A própria ideia de querer ser perfeito parte do reconhecimento de que somos de fato imperfeitos. É como igualmente constata René Descartes ao afirmar "como poderia eu entender que duvidava e desejava, isto é, que me faltava algo, se não houvesse em mim qualquer ideia de um ser mais perfeito, que me permitisse, por comparação, reconhecer minhas próprias falhas?". Sim, a ideia de um ser perfeito é humanamente necessária, não para sermos ou nos cobrarmos, mas para nos movimentarmos. A perfeição, nestes termos entendida como congênita ao próprio homem, talvez nada mais seja do que a hipertrofia do que se supõe ser o conjunto de nossas próprias qualidades. 
Cada um de nós tem potencialidades e capacidades a serem desenvolvidas. Atuar tais potencialidades, aflorá-las e maturá-las, em atitudes e realizações, é transformar potência em movimento e ato. Somos sementes que transitamos em um curto espaço de vida. Alguns arborizam e frutificam, outros não. É necessário, pois, romper as barreiras psicológicas que atrofiam nossas potencialidades, tomar posse de nossa própria maximização. E assim dizia Aristóteles que "nós nos transformamos naquilo que praticamos com frequência. A perfeição, portanto, não é um ato isolado. É um hábito".
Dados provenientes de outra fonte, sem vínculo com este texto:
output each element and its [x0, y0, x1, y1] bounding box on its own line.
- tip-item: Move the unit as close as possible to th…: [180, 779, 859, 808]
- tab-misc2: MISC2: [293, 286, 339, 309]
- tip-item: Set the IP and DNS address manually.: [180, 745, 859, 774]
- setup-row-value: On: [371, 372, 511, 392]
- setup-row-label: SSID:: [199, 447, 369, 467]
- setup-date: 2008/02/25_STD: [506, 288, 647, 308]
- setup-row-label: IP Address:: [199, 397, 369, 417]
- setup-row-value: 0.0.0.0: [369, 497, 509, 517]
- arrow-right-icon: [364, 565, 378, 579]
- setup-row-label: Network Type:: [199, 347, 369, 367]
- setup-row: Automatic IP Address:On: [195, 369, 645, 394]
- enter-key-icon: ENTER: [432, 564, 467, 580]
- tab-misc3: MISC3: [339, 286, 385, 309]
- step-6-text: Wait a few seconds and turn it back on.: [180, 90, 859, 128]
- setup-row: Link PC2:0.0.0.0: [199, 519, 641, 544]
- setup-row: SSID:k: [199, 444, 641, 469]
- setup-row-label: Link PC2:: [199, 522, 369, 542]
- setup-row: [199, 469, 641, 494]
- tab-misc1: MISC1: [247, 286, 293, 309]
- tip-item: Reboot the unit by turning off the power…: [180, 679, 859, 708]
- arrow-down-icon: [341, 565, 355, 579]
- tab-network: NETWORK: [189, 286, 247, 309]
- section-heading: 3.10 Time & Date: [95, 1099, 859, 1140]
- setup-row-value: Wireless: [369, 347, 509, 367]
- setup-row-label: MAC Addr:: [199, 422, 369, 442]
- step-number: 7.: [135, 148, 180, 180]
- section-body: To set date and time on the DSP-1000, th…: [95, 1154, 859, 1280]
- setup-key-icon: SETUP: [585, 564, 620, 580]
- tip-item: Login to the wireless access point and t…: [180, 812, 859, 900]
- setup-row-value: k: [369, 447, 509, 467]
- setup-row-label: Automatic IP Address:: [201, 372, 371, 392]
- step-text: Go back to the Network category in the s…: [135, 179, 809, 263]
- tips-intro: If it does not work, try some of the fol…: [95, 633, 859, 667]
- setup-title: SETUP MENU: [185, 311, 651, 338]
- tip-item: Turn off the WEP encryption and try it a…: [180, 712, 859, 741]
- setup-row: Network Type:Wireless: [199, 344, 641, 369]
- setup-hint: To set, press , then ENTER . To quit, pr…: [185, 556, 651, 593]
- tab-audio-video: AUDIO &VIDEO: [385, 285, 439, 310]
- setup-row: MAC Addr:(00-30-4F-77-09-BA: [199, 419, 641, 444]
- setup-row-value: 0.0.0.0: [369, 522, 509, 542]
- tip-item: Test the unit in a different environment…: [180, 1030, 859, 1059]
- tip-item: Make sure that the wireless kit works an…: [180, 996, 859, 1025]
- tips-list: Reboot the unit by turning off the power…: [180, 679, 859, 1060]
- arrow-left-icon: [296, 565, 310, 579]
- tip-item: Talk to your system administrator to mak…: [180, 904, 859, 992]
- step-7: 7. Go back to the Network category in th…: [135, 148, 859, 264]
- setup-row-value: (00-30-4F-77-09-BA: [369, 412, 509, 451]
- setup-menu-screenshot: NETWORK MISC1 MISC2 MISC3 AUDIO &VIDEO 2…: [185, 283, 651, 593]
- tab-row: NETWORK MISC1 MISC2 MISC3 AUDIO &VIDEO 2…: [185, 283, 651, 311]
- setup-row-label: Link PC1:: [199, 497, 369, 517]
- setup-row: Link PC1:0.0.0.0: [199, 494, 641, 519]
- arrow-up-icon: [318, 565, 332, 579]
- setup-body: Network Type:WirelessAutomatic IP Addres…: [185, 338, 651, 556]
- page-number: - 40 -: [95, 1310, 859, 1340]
"Toda perfeição é um defeito" (Voltaire). O homem perfeito não existe. O que há é o homem possível. Deixemos as promessas aos medíocres, eles vivem de sonhos. Sejamos o sonho que se corporifica, se carnaliza. Sejamos mais e sigamos em frente. Exploremos até os limites a nossa geometria. Façamos da nossa essência uma existência. Jamais nos contentemos com o satisfatório, afinal todos podemos ser melhores e aprimorar o que de melhor somos. Ou como expressava o santificado sacerdote francês São Vicente de Paulo: "a perfeição não consiste na multiplicidade das coisas feitas, mas no fato de serem bem feitas".

Evitemos, portanto, o que escreve Fernando Pessoa na voz melancólica de seu personagem Bernardo Soares ("O Livro do Desassossego"), em seu receio do futuro: "Estarei sossegado numa casa pequena nos arredores de qualquer coisa, fruindo um sossego onde não farei a obra que não faço agora, e buscarei, para a continuar a não ter feito, desculpas diversas daquelas em que hoje me esquivo a mim. Ou estarei internado num asilo de mendicidade, feliz da derrota inteira, misturado com a ralé dos que se julgaram gênios e não foram mais que mendigos com sonhos, junto com a massa anônima dos que não tiveram poder para vencer nem renúncia larga para vencer do avesso".

Por isso entendo que o melhor de mim 
está sempre no dia seguinte depois de mim.
Constantemente acordo para o amanhã.